This was a quote from a piece I read by Anne Lamott recently and I could not have said it better.
This. This is precisely what getting older is like.
I feel like a young woman with something wrong with her. Terribly, terribly wrong.
My mind — although filled with more holes than a New York City avenue — still feels invincible at times. My mind tells me I can do things that my body is almost to the point of not being able to do.
Things like trying to accomplish the Garland pose during my yoga practice or simply lifting my leg to tie my shoe. It takes as much effort for me to lean down and pick up something I have dropped to the floor as it does trying to fly. More often than not I will attempt to channel David Blaine by staring down the item willing it through osmosis to magically levitate up to my open hand.

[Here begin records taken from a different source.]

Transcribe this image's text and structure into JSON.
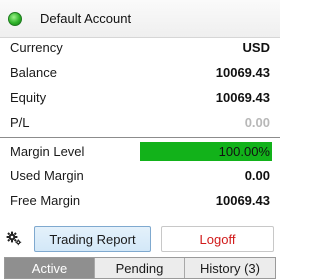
{
  "header": {
    "account_name": "Default Account",
    "status_color": "#2fb32a"
  },
  "summary": [
    {
      "label": "Currency",
      "value": "USD"
    },
    {
      "label": "Balance",
      "value": "10069.43"
    },
    {
      "label": "Equity",
      "value": "10069.43"
    },
    {
      "label": "P/L",
      "value": "0.00"
    }
  ],
  "margin": {
    "level_label": "Margin Level",
    "level_value": "100.00%",
    "level_fraction": 1.0,
    "bar_color": "#12b21a",
    "used_label": "Used Margin",
    "used_value": "0.00",
    "free_label": "Free Margin",
    "free_value": "10069.43"
  },
  "actions": {
    "settings_icon": "gear-icon",
    "report_label": "Trading Report",
    "logoff_label": "Logoff",
    "logoff_color": "#d11a1a"
  },
  "tabs": [
    {
      "label": "Active",
      "active": true
    },
    {
      "label": "Pending",
      "active": false
    },
    {
      "label": "History (3)",
      "active": false
    }
  ]
}
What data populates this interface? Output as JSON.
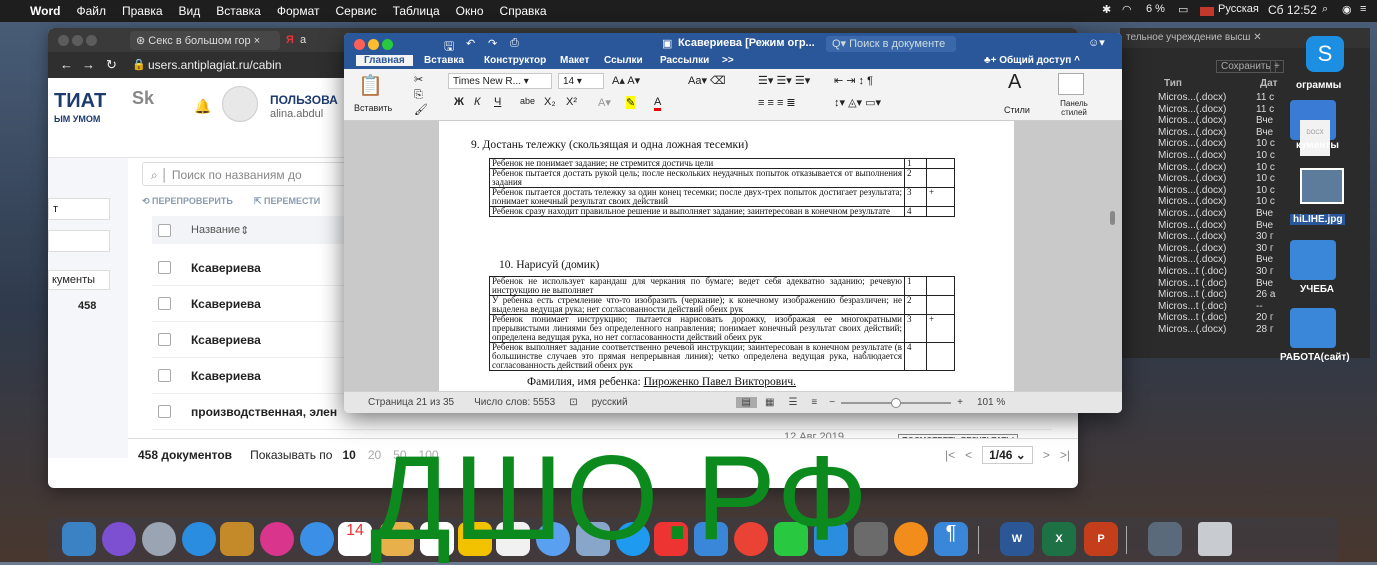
{
  "menubar": {
    "app": "Word",
    "items": [
      "Файл",
      "Правка",
      "Вид",
      "Вставка",
      "Формат",
      "Сервис",
      "Таблица",
      "Окно",
      "Справка"
    ],
    "battery": "6 %",
    "input_source": "Русская",
    "clock": "Сб 12:52"
  },
  "browser": {
    "tab_title": "Секс в большом гор",
    "tab2_initial": "а",
    "url": "users.antiplagiat.ru/cabin",
    "logo_text": "ТИАТ",
    "logo_sub": "ЫМ УМОМ",
    "sk_logo": "Sk",
    "user_label": "ПОЛЬЗОВА",
    "user_email": "alina.abdul",
    "search_placeholder": "Поиск по названиям до",
    "action_recheck": "ПЕРЕПРОВЕРИТЬ",
    "action_move": "ПЕРЕМЕСТИ",
    "left_t": "т",
    "left_docs": "кументы",
    "left_count": "458",
    "col_name": "Название",
    "rows": [
      "Ксавериева",
      "Ксавериева",
      "Ксавериева",
      "Ксавериева",
      "производственная, элен"
    ],
    "hidden_row_date": "12 Авг 2019",
    "hidden_row_button": "ПОСМОТРЕТЬ РЕЗУЛЬТАТЫ",
    "footer_total": "458 документов",
    "footer_show": "Показывать по",
    "page_sizes": [
      "10",
      "20",
      "50",
      "100"
    ],
    "pager": "1/46"
  },
  "word": {
    "doc_title": "Ксавериева [Режим огр...",
    "search_placeholder": "Поиск в документе",
    "ribbon_tabs": [
      "Главная",
      "Вставка",
      "Конструктор",
      "Макет",
      "Ссылки",
      "Рассылки",
      ">>"
    ],
    "share": "Общий доступ",
    "paste_label": "Вставить",
    "font_name": "Times New R...",
    "font_size": "14",
    "styles_label": "Стили",
    "styles_pane": "Панель стилей",
    "section9_title": "9. Достань тележку (скользящая и одна ложная тесемки)",
    "section9_rows": [
      {
        "text": "Ребенок не понимает задание; не стремится достичь цели",
        "score": "1",
        "mark": ""
      },
      {
        "text": "Ребенок пытается достать рукой цель; после нескольких неудачных попыток отказывается от выполнения задания",
        "score": "2",
        "mark": ""
      },
      {
        "text": "Ребенок пытается достать тележку за один конец тесемки; после двух-трех попыток достигает результата; понимает конечный результат своих действий",
        "score": "3",
        "mark": "+"
      },
      {
        "text": "Ребенок сразу находит правильное решение и выполняет задание; заинтересован в конечном результате",
        "score": "4",
        "mark": ""
      }
    ],
    "section10_title": "10. Нарисуй (домик)",
    "section10_rows": [
      {
        "text": "Ребенок не использует карандаш для черкания по бумаге; ведет себя адекватно заданию; речевую инструкцию не выполняет",
        "score": "1",
        "mark": ""
      },
      {
        "text": "У ребенка есть стремление что-то изобразить (черкание); к конечному изображению безразличен; не выделена ведущая рука; нет согласованности действий обеих рук",
        "score": "2",
        "mark": ""
      },
      {
        "text": "Ребенок понимает инструкцию; пытается нарисовать дорожку, изображая ее многократными прерывистыми линиями без определенного направления; понимает конечный результат своих действий; определена ведущая рука, но нет согласованности действий обеих рук",
        "score": "3",
        "mark": "+"
      },
      {
        "text": "Ребенок выполняет задание соответственно речевой инструкции; заинтересован в конечном результате (в большинстве случаев это прямая непрерывная линия); четко определена ведущая рука, наблюдается согласованность действий обеих рук",
        "score": "4",
        "mark": ""
      }
    ],
    "child_name_label": "Фамилия, имя ребенка:",
    "child_name": "Пироженко Павел Викторович.",
    "status_page": "Страница 21 из 35",
    "status_words": "Число слов: 5553",
    "status_lang": "русский",
    "zoom": "101 %"
  },
  "finder": {
    "partial_title": "тельное учреждение высш",
    "save_label": "Сохранить",
    "col_type": "Тип",
    "col_date": "Дат",
    "rows": [
      [
        "Micros...(.docx)",
        "11 с"
      ],
      [
        "Micros...(.docx)",
        "11 с"
      ],
      [
        "Micros...(.docx)",
        "Вче"
      ],
      [
        "Micros...(.docx)",
        "Вче"
      ],
      [
        "Micros...(.docx)",
        "10 с"
      ],
      [
        "Micros...(.docx)",
        "10 с"
      ],
      [
        "Micros...(.docx)",
        "10 с"
      ],
      [
        "Micros...(.docx)",
        "10 с"
      ],
      [
        "Micros...(.docx)",
        "10 с"
      ],
      [
        "Micros...(.docx)",
        "10 с"
      ],
      [
        "Micros...(.docx)",
        "Вче"
      ],
      [
        "Micros...(.docx)",
        "Вче"
      ],
      [
        "Micros...(.docx)",
        "30 г"
      ],
      [
        "Micros...(.docx)",
        "30 г"
      ],
      [
        "Micros...(.docx)",
        "Вче"
      ],
      [
        "Micros...t (.doc)",
        "30 г"
      ],
      [
        "Micros...t (.doc)",
        "Вче"
      ],
      [
        "Micros...t (.doc)",
        "26 а"
      ],
      [
        "Micros...t (.doc)",
        "--"
      ],
      [
        "Micros...t (.doc)",
        "20 г"
      ],
      [
        "Micros...(.docx)",
        "28 г"
      ]
    ]
  },
  "desktop_labels": {
    "programs": "ограммы",
    "docs": "кументы",
    "jpg": "hiLIHE.jpg",
    "ucheba": "УЧЕБА",
    "rabota": "РАБОТА(сайт)",
    "docx_icon": "DOCX"
  },
  "watermark": "ДШО.РФ",
  "colors": {
    "word_blue": "#2a579a",
    "watermark_green": "#0d8a1e",
    "accent_red": "#ff3b30"
  }
}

That doesn’t work, by the way. I haven’t quite figured out how he does it. But I suspect I better if I ever want to see these things again.
I’m a fairly active 52-year-old woman. Why can’t I do these simple activities any longer? I swore I wouldn’t allow it, but nature has other plans.
My knees are bad, my hips spend half their life screaming at me from the tops of my thigh bones, and my lower back likes to light small fires. Forget about my eyesight. Even the “arm length” trick won’t help me now.
And to add insult to injury, menopause strikes in the middle of the night like a masked bandit. Robbing you of your youthful glow and replacing it with facial hair, hot flashes, and night sweats so bad and so constant that frequent pajama and sheet changes are a necessity. Laying in something akin to a humid, tepid, salted pool is not conducive to a good sleep.
Not that I’m sleeping anyway.
The sandman no longer stops at my house. I’m like a small child waiting for Santa to arrive when in reality he just doesn’t exist. Waiting and waiting with childlike wonder. “Will he come tonight?” No. No, he will not. I don’t know what I ever did to him, but somehow I got on his “naughty” list.
And forget about the effects of alcohol. I THINK I can drink more than one glass of wine like a twenty-something and wake up the next day bright-eyed and bushy-tailed, ready to face the world. The reality is I wake up with my brain as foggy as the Los Angeles smog in August, which just makes me want to swear off the stuff for all of eternity.
Oh my beloved wine. Why has thou forsaken me?
You know what really gets me? Young people. Actual young people. The people I forget I am not demographically equal to. When I realize that I could most likely be their mother it’s like someone has sucker punched me, taking the air right out of my parachute. It’s the weirdest phenomenon.
SO, that’s about it in a nutshell. The bottom line is I think like a 22-year-old but feel like I’m 72. Seriously. I don’t believe I have matured much past 1989. Can someone please tell that to my body? Because the memo got sent to the wrong address.